Well the guy in our company in charge of the project decided on how he wanted to design the networks and was using a /24 mask. The problem was that he had no idea that routing protocols can be classful or classless. So this guy picks networks of 10.1.3.x / 10.1.4.x / 10.1.5.x and the such but choose to use a classful routing protocol which meant that nothing worked even though he set the masks for /24. Can't really fault him for not knowing as he didn't have any formal knowledge but he was such an arrogant ass about everything I had to laugh at him.

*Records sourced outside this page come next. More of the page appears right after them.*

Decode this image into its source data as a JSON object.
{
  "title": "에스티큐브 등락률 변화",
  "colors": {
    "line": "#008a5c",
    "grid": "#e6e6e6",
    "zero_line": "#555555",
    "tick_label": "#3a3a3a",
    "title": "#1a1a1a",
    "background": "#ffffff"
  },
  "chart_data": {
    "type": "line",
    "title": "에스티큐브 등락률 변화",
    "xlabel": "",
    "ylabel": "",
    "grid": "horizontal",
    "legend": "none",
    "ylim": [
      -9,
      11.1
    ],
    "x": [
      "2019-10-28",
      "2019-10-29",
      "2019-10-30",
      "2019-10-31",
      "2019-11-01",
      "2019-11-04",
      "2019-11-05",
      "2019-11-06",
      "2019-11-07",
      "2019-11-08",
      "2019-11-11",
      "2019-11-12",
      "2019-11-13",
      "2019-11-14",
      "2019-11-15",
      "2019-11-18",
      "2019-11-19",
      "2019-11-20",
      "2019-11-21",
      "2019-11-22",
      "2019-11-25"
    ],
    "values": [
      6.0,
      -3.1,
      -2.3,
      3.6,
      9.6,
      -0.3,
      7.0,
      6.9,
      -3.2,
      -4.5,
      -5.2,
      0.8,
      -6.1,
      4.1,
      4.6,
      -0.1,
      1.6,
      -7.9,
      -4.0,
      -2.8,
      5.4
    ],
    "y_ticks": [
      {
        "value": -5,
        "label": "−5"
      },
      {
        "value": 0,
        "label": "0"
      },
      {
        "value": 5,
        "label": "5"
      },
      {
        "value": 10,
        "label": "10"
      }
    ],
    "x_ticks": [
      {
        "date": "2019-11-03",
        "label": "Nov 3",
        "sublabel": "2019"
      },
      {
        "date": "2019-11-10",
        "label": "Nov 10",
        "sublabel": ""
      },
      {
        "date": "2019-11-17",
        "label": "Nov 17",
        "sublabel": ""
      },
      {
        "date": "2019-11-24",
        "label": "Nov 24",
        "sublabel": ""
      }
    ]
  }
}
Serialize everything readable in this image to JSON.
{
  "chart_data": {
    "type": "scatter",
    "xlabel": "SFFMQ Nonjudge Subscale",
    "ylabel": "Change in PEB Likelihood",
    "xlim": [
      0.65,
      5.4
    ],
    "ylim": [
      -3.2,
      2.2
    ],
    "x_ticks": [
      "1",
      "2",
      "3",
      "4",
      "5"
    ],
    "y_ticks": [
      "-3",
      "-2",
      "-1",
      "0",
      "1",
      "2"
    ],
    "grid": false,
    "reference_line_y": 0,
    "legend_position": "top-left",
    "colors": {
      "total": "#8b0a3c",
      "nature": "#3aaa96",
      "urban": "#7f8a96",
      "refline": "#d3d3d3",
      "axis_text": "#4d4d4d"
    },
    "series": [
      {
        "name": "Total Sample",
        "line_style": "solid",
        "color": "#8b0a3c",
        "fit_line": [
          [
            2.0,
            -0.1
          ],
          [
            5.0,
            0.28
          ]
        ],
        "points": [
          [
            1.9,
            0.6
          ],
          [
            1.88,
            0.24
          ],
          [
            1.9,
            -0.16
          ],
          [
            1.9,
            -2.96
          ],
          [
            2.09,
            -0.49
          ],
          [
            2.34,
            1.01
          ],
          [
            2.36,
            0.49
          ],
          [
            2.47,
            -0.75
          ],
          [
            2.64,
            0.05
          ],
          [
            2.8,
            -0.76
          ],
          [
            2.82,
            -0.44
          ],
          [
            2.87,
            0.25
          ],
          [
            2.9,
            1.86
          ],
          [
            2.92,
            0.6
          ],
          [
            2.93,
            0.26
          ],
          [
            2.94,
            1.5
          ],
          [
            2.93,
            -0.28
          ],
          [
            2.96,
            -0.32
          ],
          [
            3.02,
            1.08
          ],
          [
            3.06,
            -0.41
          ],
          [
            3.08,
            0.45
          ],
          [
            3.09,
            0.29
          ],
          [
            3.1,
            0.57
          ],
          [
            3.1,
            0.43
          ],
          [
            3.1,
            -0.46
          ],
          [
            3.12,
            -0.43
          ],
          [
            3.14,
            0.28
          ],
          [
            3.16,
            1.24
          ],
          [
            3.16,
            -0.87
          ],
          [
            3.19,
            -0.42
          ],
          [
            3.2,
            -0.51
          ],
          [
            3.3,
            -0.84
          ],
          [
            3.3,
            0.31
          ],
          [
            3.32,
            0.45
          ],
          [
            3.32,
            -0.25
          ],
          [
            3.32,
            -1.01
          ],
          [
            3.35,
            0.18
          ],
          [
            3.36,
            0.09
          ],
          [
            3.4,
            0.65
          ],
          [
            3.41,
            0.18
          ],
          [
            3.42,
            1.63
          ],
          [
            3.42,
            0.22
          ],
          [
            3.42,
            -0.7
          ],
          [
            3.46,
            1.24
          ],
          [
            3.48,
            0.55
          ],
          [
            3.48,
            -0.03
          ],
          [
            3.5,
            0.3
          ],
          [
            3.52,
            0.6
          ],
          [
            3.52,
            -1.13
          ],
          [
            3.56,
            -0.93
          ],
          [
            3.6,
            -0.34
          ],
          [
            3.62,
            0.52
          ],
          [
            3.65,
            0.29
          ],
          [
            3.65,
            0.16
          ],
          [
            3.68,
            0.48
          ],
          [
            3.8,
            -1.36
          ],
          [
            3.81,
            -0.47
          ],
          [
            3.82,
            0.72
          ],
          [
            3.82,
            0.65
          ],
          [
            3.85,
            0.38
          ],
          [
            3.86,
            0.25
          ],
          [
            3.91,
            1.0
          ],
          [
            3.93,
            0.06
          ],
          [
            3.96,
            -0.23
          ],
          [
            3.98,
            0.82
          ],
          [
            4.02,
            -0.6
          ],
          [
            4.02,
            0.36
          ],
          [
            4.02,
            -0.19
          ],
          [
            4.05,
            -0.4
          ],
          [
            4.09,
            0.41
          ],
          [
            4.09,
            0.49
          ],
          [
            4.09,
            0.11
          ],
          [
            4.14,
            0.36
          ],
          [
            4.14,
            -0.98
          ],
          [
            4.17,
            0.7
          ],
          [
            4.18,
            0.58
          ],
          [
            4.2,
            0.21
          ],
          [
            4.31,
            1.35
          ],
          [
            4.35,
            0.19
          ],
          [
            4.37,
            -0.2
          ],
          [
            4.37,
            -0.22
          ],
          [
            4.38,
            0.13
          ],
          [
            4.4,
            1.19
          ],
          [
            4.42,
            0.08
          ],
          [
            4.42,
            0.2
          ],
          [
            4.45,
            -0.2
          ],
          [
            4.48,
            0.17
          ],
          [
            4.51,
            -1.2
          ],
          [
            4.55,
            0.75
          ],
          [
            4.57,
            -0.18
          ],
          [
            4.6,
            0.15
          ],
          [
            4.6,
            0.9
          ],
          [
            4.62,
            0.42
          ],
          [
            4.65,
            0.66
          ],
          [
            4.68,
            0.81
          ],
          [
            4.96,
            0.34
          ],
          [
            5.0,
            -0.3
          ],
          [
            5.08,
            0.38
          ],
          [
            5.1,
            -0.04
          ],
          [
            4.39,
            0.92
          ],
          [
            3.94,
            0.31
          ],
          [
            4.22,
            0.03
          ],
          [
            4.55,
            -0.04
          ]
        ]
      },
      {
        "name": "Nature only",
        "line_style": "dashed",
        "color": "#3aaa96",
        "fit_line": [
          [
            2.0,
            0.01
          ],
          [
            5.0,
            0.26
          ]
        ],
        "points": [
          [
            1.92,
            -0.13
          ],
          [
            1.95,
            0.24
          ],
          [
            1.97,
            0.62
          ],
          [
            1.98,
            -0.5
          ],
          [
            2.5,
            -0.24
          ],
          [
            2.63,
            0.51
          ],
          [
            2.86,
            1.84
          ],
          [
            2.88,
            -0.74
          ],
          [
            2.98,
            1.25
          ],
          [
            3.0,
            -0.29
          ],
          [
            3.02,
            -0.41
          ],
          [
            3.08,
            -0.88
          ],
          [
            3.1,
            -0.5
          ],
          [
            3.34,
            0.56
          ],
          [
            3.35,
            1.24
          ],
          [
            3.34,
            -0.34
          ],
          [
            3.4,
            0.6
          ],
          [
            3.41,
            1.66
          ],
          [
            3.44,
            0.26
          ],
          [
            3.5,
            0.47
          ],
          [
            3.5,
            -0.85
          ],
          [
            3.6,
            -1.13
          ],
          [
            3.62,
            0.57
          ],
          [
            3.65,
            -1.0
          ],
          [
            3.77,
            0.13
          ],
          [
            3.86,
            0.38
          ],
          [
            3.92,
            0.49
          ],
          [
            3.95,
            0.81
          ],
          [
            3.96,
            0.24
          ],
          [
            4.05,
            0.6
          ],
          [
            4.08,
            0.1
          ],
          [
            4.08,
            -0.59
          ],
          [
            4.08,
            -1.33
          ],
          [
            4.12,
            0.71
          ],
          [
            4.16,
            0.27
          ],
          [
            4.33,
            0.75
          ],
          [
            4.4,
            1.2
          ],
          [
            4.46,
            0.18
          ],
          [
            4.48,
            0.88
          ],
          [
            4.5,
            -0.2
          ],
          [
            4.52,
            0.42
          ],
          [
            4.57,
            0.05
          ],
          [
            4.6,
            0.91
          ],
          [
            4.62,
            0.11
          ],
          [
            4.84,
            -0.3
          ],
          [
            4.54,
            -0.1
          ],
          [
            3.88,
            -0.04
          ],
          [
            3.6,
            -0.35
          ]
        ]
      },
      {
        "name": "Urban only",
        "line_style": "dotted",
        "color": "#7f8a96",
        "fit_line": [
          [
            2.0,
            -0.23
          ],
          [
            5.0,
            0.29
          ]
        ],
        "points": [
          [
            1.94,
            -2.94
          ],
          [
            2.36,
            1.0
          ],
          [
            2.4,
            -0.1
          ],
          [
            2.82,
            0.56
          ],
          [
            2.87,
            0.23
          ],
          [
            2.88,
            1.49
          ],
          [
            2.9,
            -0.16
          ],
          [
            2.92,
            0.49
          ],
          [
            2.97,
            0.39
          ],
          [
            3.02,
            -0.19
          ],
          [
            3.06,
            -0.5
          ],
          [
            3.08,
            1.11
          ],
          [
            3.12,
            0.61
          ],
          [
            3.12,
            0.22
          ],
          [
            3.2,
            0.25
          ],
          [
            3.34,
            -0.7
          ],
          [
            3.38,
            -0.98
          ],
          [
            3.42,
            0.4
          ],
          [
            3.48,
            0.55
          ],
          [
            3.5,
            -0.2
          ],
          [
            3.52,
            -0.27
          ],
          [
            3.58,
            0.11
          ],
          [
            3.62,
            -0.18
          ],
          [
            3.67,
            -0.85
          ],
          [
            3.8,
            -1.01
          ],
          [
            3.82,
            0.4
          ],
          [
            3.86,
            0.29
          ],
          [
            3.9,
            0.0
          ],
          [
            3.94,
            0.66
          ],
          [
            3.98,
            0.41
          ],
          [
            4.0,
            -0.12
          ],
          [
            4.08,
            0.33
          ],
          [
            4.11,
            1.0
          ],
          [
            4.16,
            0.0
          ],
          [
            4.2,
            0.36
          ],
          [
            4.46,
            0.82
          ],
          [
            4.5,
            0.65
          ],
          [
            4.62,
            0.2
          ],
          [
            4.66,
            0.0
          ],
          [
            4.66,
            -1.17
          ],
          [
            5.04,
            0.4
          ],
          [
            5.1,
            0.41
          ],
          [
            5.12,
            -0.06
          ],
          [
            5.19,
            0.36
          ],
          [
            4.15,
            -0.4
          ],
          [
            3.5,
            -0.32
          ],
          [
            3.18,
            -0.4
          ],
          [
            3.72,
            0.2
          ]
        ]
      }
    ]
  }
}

The IT firm, the "experts", were the ones that did the configurations and installation. For some strange reason they had no idea why it didn't work either. I walked up and took one look at the routing protocol and his network map and fixed this two week old problem in 5 minutes. The IT firm still charged for two weeks worth of "troubleshooting".

Little ole me with my CCENT certificate from 2007.

So yes, learning about Class based addressing is important because like it or not there is a crap load of legacy stuff out there and if you don't know what the major difference is between IGRP and OSPF or even the basic RIPv1 and RIPv2 and how the Class system applies to them you have no business taking people's money.

Take another look at those Cisco questions that mention ClassA/B/C. Unless they have a typo (okay 60% chance it will) they will be using examples that follow the Classful structure.

[Edit: I should mention this happened two years ago so its not some "old war story".]